To plead the writer's mask may sound like a cop-out; and indeed, it will not always stand as a defence. Somewhere along the line, the writer has to face up to the responsibility of having written. Those figures who inform public opinion especially - Jonesy, Miranda Devine etc - need to back their creations bravely. But there is nothing wrong, even in these most extreme cases of self and opinion coalescing indistinguishably, with remembering the fluidity of voice. A writer approaches a product which is particularly manipulable. And this product can, as a result, be quite beautifully insincere. My favourite authors have mastered the art of skimming across the surface with agility, wielding their voice and mask as lightly and dexterously as a dancer. The loss of insincerity would be a tragic one: and I think (finally, an assertion!) that this applies to blogging as much as it does fiction.
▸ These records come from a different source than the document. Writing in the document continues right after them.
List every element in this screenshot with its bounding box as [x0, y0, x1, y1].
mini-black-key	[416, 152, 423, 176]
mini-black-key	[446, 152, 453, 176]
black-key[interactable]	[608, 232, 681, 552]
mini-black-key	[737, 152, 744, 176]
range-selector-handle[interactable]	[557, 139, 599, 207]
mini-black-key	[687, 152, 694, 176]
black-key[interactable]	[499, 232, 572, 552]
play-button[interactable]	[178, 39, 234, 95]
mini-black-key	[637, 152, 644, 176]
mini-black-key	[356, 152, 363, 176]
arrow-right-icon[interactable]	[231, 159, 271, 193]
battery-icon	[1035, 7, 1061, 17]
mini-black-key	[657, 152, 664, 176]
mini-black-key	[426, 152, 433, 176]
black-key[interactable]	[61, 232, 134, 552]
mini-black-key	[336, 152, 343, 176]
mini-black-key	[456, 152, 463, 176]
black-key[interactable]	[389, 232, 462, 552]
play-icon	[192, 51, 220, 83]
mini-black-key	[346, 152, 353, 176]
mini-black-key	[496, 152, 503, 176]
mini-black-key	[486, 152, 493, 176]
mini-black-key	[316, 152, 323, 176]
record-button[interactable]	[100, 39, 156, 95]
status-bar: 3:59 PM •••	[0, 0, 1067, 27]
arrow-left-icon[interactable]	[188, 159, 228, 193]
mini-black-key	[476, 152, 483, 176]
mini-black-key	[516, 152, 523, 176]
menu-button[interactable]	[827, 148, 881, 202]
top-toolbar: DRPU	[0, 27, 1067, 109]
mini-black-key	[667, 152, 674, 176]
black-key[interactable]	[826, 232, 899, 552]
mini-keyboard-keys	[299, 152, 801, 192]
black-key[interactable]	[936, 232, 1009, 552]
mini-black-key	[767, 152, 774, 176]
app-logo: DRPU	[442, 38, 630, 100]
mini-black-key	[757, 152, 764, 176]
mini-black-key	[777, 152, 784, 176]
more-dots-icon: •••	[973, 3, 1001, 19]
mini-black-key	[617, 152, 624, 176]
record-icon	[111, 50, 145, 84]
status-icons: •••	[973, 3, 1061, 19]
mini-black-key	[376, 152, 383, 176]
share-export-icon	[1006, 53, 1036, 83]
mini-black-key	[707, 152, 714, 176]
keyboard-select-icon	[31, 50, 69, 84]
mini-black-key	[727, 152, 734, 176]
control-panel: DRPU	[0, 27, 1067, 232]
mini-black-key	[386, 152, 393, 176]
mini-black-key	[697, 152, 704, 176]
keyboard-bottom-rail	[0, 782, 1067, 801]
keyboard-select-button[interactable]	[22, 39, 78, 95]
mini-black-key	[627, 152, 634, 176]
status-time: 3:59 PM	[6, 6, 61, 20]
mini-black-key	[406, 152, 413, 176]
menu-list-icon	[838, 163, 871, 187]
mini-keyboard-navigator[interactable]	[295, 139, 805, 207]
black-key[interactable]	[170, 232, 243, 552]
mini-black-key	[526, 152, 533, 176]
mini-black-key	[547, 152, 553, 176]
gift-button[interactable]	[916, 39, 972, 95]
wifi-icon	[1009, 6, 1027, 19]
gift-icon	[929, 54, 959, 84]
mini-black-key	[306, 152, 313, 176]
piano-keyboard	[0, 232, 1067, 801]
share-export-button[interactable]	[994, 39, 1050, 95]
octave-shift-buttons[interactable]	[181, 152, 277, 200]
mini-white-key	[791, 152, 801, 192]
Ultimately, the loss of control a writer experiences when anything is 'published' is an exhilarating feeling. What matter perceived misconceptions when they integrally help fertilise a rich world of readings? And it is in that most democratic of spaces, the net, where readings are perhaps most impossible to pin down. The wonderland of pseudonyms and avatars is a fantastic place to be ripped to shreds and re-sutured, all in the comfort of your own home: who knows whether or not Amenite is really a corpulent Bangladeshi addicted to Tasty Cheese, or whether or not I am really a black finger-puppeteer with three criminal convictions to my name. And, finally, does it matter? Online identity, like all written identities, has a strong hand in governing reception. The important thing is to keep the mask in the back of the mind as you read, a caution against face value; and have it ready to put on, when prepared to play along.